IRVINE, Calif. — Federal agents searched three dozen homes Tuesday in California during a crackdown on so-called maternity tourism operators who arrange for pregnant Chinese women to give birth in the U.S., where their babies automatically become American citizens.
The investigation of three alleged birth tourism rings may be the biggest yet by federal homeland security agents who say that, while pregnant women may travel to the United States and deliver their babies here, they cannot lie about the purpose of their trip when applying for a visa.
Authorities believe people from other countries are carrying out similar schemes but recent cases in California have catered to wealthy visitors from China, most likely due to the country's large population, recent economic boom and ties to the region. It is unclear how many women travel to the United States for maternity tourism.
"It is fertile ground for this kind of scheme," said Claude Arnold, special agent in charge for Immigration and Customs Enforcement's homeland security investigations in Los Angeles. "These people were told to lie, how to lie, so that their motives for coming to the U.S. wouldn't be questioned."
Shortly after sunrise, dozens of federal agents swarmed an upscale apartment complex in the Orange County city of Irvine, where authorities say a birth tourism business known as You Win USA Vacation Resort marketed to pregnant women who were then charged $50,000 for lodging, food and transportation.
Investigators said women were coached to lie about their travel plans when applying for tourist visas and wear loose clothing to hide their pregnancies, and they were promised Social Security numbers and U.S. passports for their babies before returning to China.
In one instance, a trainer in China helped fabricate employment and income information for an undercover federal agent posing as a pregnant client to secure a tourist visa.
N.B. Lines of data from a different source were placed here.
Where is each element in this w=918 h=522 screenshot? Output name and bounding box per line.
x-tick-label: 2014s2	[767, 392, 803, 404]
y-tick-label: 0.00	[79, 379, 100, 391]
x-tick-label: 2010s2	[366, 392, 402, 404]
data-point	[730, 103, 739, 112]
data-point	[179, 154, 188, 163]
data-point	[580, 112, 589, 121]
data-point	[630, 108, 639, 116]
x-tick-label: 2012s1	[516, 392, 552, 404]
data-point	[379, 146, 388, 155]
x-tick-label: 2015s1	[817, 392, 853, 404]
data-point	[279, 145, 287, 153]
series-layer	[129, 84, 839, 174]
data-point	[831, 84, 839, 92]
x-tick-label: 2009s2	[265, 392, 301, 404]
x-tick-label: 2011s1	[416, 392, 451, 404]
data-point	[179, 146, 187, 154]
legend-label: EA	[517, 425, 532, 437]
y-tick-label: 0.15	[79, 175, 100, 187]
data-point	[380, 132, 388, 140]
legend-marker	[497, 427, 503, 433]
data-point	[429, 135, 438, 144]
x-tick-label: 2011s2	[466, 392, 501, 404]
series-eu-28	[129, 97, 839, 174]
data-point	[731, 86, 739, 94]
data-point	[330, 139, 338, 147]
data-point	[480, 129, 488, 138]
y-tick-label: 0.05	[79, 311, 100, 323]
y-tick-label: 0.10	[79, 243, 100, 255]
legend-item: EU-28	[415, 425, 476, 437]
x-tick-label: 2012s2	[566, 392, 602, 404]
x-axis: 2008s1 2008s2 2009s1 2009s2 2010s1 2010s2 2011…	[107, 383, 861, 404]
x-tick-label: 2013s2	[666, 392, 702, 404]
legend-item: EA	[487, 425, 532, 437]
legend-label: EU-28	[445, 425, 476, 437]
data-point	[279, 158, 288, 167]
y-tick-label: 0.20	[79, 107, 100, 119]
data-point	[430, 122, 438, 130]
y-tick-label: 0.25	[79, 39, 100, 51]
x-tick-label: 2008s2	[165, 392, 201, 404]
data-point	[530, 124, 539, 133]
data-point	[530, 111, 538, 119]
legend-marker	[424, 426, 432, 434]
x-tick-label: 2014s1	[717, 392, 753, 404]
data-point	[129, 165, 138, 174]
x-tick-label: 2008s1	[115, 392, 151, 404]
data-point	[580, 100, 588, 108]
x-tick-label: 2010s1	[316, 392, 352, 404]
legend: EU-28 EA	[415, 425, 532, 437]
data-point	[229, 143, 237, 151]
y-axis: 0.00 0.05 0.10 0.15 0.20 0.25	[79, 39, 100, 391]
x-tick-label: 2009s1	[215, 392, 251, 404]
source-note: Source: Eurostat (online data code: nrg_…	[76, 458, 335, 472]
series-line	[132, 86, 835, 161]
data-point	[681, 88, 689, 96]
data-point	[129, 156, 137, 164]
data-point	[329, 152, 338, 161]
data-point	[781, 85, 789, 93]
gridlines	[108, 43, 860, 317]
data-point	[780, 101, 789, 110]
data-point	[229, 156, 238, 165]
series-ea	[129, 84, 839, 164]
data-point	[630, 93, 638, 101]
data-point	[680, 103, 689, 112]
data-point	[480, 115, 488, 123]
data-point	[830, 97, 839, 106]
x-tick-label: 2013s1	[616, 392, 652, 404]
The undercover agent was encouraged to fly through Hawaii, where customs officers were believed to be more lenient than in Los Angeles, according to a copy of an affidavit in support of a search warrant.
The business netted its owners hundreds of thousands of dollars in the past two years and helped Chinese tourists deliver more than 400 American babies at just one Orange County hospital, the court papers said.
No arrests were made or charges filed. Investigators obtained warrants for the searches in Orange, Los Angeles and San Bernardino counties hoping to collect evidence of suspected crimes, including visa and tax fraud, immigration officials said.
Authorities did not release details of their findings or say how many women they found. Whether the women will stay here to give birth will be handled on an individual basis; authorities say some may need to remain as material witnesses.
The key draw for travelers is that the United States offers birthright citizenship. Maternity tourists believe citizenship will help their children secure a top-notch U.S. college education and provide a sort of insurance policy should economic conditions crumble in their home country — especially since the tourists themselves can apply for a green card once their American child turns 21.
U.S. Customs and Border Protection warns on its website that officers at airports and on the border will consider a pregnant woman's due date, travel plans and medical insurance to determine whether she can enter the country.
In Irvine, neighbor Linda Trust said she saw small groups of pregnant Chinese women together at the complex, and people bringing in platters of food and cases of diapers.
"I don't think it's right," she said, adding that she had never seen any of the babies.
Dr. Jin-Jou Lu, who also lives in the complex, said he wasn't surprised to learn of the scheme.
"Come on, people go across the border to have a baby from Mexico all the time, so what's the problem?" he told reporters.
Federal agents started investigating the business in Irvine after an anonymous tip last year. During the investigation, they tracked the movements of a couple who arrived in February 2014, had their baby in April and returned in May. While the couple's bank account recorded charges at luxury stores including Louis Vuitton and Rolex, they paid $4,080 — less than 15 percent of the billed amount — to an Orange County hospital for medical services after stating the mother was not employed, the affidavit said.
Efforts to interview the purported operators of the Irvine business were not immediately successful.
In 2013, Los Angeles County cited more than a dozen maternity hotels for code violations after an uproar in a nearby suburban community about a hotel operating in a residential neighborhood.